Das Abspiel 1.d4 d5 2.c4 Sc6 3.e3 e5 4.cd Dd5: 5.Sc3 Lb4 6.Ld2 Lc3: 7.bc Sf6 8.f3 0–0 9.e4 Dd6 10.d5 Se7 11.c4 b6 12.Se2 Sd7 13.Sc3

behandelt Bronznik aus Seite 225ff. Er folgt im Haupttext der Partie Dautow – Miladinovic, Erewan 1996. Dort geschah weiter 13…a6. Bronznik erwähnt die Alternative 13…Sc5 „ohne Furcht vor 14.Sb5 – 14…Dd8 15.Le3 f5 mit Gegenspiel“, die Miladinovic gegen Ubiyca erprobte: 14.Le2 f5 15.ef Sf5: 16.0–0 Sd4 17.Le3 Se2:+ 18.De2: Lf5 19.Kh1 Dg6! Und dank der Schwäche des Feldes d3 hatte Schwarz genügendes Gegenspiel.

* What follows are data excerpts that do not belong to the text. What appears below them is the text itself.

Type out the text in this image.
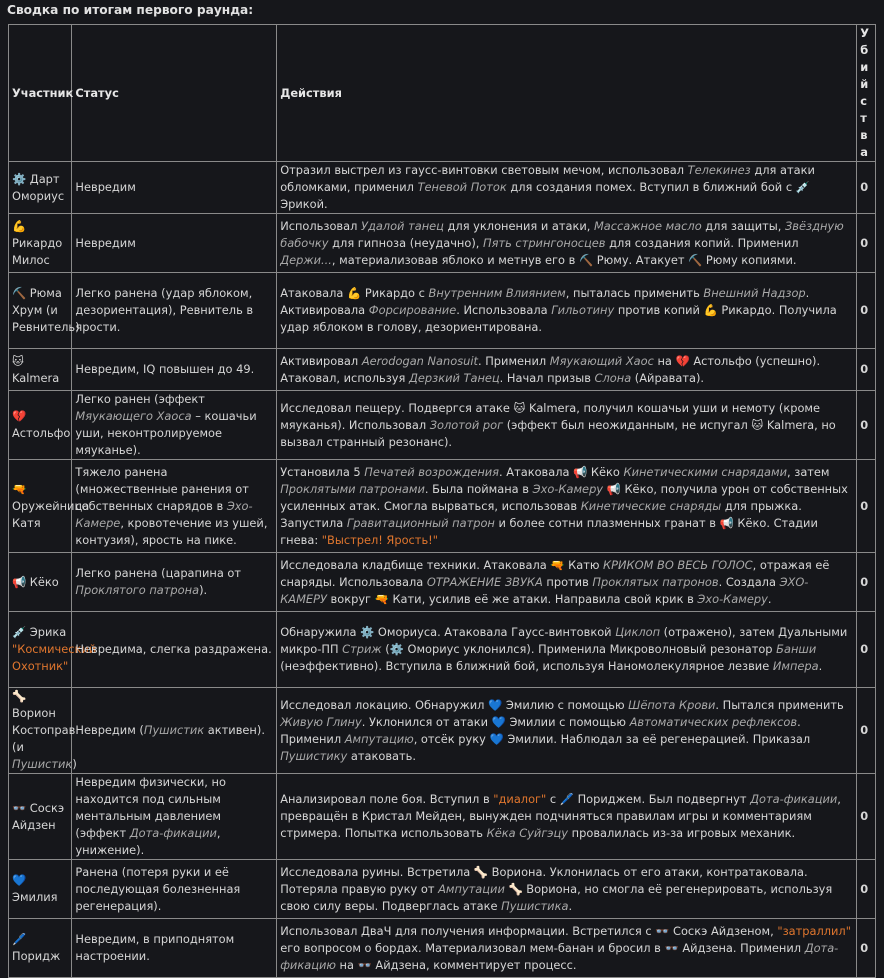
Сводка по итогам первого раунда:
Участник	Статус	Действия	Убийства
⚙️ Дарт Омориус	Невредим	Отразил выстрел из гаусс-винтовки световым мечом, использовал Телекинез для атаки обломками, применил Теневой Поток для создания помех. Вступил в ближний бой с 💉 Эрикой.	0
💪 Рикардо Милос	Невредим	Использовал Удалой танец для уклонения и атаки, Массажное масло для защиты, Звёздную бабочку для гипноза (неудачно), Пять стрингоносцев для создания копий. Применил Держи..., материализовав яблоко и метнув его в ⛏️ Рюму. Атакует ⛏️ Рюму копиями.	0
⛏️ Рюма Хрум (и Ревнитель)	Легко ранена (удар яблоком, дезориентация), Ревнитель в ярости.	Атаковала 💪 Рикардо с Внутренним Влиянием, пыталась применить Внешний Надзор. Активировала Форсирование. Использовала Гильотину против копий 💪 Рикардо. Получила удар яблоком в голову, дезориентирована.	0
🐱 Kalmera	Невредим, IQ повышен до 49.	Активировал Aerodogan Nanosuit. Применил Мяукающий Хаос на 💔 Астольфо (успешно). Атаковал, используя Дерзкий Танец. Начал призыв Слона (Айравата).	0
💔 Астольфо	Легко ранен (эффект Мяукающего Хаоса – кошачьи уши, неконтролируемое мяуканье).	Исследовал пещеру. Подвергся атаке 🐱 Kalmera, получил кошачьи уши и немоту (кроме мяуканья). Использовал Золотой рог (эффект был неожиданным, не испугал 🐱 Kalmera, но вызвал странный резонанс).	0
🔫 Оружейница Катя	Тяжело ранена (множественные ранения от собственных снарядов в Эхо-Камере, кровотечение из ушей, контузия), ярость на пике.	Установила 5 Печатей возрождения. Атаковала 📢 Кёко Кинетическими снарядами, затем Проклятыми патронами. Была поймана в Эхо-Камеру 📢 Кёко, получила урон от собственных усиленных атак. Смогла вырваться, использовав Кинетические снаряды для прыжка. Запустила Гравитационный патрон и более сотни плазменных гранат в 📢 Кёко. Стадии гнева: "Выстрел! Ярость!"	0
📢 Кёко	Легко ранена (царапина от Проклятого патрона).	Исследовала кладбище техники. Атаковала 🔫 Катю КРИКОМ ВО ВЕСЬ ГОЛОС, отражая её снаряды. Использовала ОТРАЖЕНИЕ ЗВУКА против Проклятых патронов. Создала ЭХО-КАМЕРУ вокруг 🔫 Кати, усилив её же атаки. Направила свой крик в Эхо-Камеру.	0
💉 Эрика "Космический Охотник"	Невредима, слегка раздражена.	Обнаружила ⚙️ Омориуса. Атаковала Гаусс-винтовкой Циклоп (отражено), затем Дуальными микро-ПП Стриж (⚙️ Омориус уклонился). Применила Микроволновый резонатор Банши (неэффективно). Вступила в ближний бой, используя Наномолекулярное лезвие Импера.	0
🦴 Ворион Костоправ (и Пушистик)	Невредим (Пушистик активен).	Исследовал локацию. Обнаружил 💙 Эмилию с помощью Шёпота Крови. Пытался применить Живую Глину. Уклонился от атаки 💙 Эмилии с помощью Автоматических рефлексов. Применил Ампутацию, отсёк руку 💙 Эмилии. Наблюдал за её регенерацией. Приказал Пушистику атаковать.	0
👓 Соскэ Айдзен	Невредим физически, но находится под сильным ментальным давлением (эффект Дота-фикации, унижение).	Анализировал поле боя. Вступил в "диалог" с 🖊️ Пориджем. Был подвергнут Дота-фикации, превращён в Кристал Мейден, вынужден подчиняться правилам игры и комментариям стримера. Попытка использовать Кёка Суйгэцу провалилась из-за игровых механик.	0
💙 Эмилия	Ранена (потеря руки и её последующая болезненная регенерация).	Исследовала руины. Встретила 🦴 Вориона. Уклонилась от его атаки, контратаковала. Потеряла правую руку от Ампутации 🦴 Вориона, но смогла её регенерировать, используя свою силу веры. Подверглась атаке Пушистика.	0
🖊️ Поридж	Невредим, в приподнятом настроении.	Использовал ДваЧ для получения информации. Встретился с 👓 Соскэ Айдзеном, "затраллил" его вопросом о бордах. Материализовал мем-банан и бросил в 👓 Айдзена. Применил Дота-фикацию на 👓 Айдзена, комментирует процесс.	0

Es folgte weiter 20.Lxc5 Ld3 21.Dxe5 Lxf1 22.Txf1 bxc5 23.Se4 Tae8 24.Da1 h5 25.h3 Da6 26.Tc1 Da3 27.Tc3 Db4 28.a3 Da5 29.Dc1 Tf5 30.Tb3 Da4 31.Dc3 Dd7 32.Tb1 De7 33.Da5
Ubiyca – Miladinovic / ICC 3 0 2001 / 1/2–1/2 (65).

Ein anderer Stellungstyp entsteht, wenn Weiß das Zentrum zuerst abschließt, um seine Entwicklung nachzuholen und erst dann auf die Kraft des Läuferpaares zu vertrauen. Miladinovic demonstrierte nach 1.d4 d5 2.c4 Sc6 3.e3 e5 4.cd Dd5: 5.Sc3 Lb4 6.Ld2 Lc3: 7.bc Sf6 8.f3 e4 9.f4 eine neue Idee.

Bronznik analysiert die beiden zum Ausgleich führenden Züge 9…0-0 und Sa5. Mittels 9…h5 bereitete sich Schwarz darauf vor, dem nach g3 strebenden Springer gleich wieder einen Tritt zu verpassen: 10.c4 Dd6 11.Se2 a5 12.d5 Sb4 13.Sd4 Ld7 14.Db3 c5 15.dxc6 bxc6 16.Le2 c5 17.Sb5 Lxb5 18.cxb5 Sd3+ 19.Lxd3 exd3 20.0–0 0–0 21.Tad1 Tfe8 22.a4 Te4 23.h3 c4 24.Db2 Sd5 25.Tf3 Tc8 26.Tc1 f6 27.g4 h4 28.Kf2 c3 29.Txc3 Sxc3 30.Lxc3 Tec4 31.Ld4 Tc2+ 0-1 Fidget- Miladinovic / ICC 3 0 2002

FAZIT

Bronzniks Erstlingswerk genügt höchsten Ansprüchen. Sowohl was die Präsentation des Materials und die kritische Prüfung bekannter Fortsetzungen betrifft, kann „Die Tschigorin-Verteidigung“ mit den derzeit den Standard setzenden Eröffnungsmonographien von Gambit mithalten – zumal er für denselben Preis ein Buch mit Hardcover erhält. Wer die Tschigorin-Verteidigung mit Schwarz spielt, wird dieses Buch wahrscheinlich schon besitzen. Der Schwarzspieler, der eine komplette Verteidigung gegen 1.d4 sucht, findet in diesem Buch genügend Rüstzeug für eine erfolgreiche Umsetzung in die Praxis. Aufgrund der ausführlichen Texterklärungen kann das Buch bereits ab einer Spielstärke von 1600 DWZ mit Gewinn studiert werden. Sehr empfehlenswert!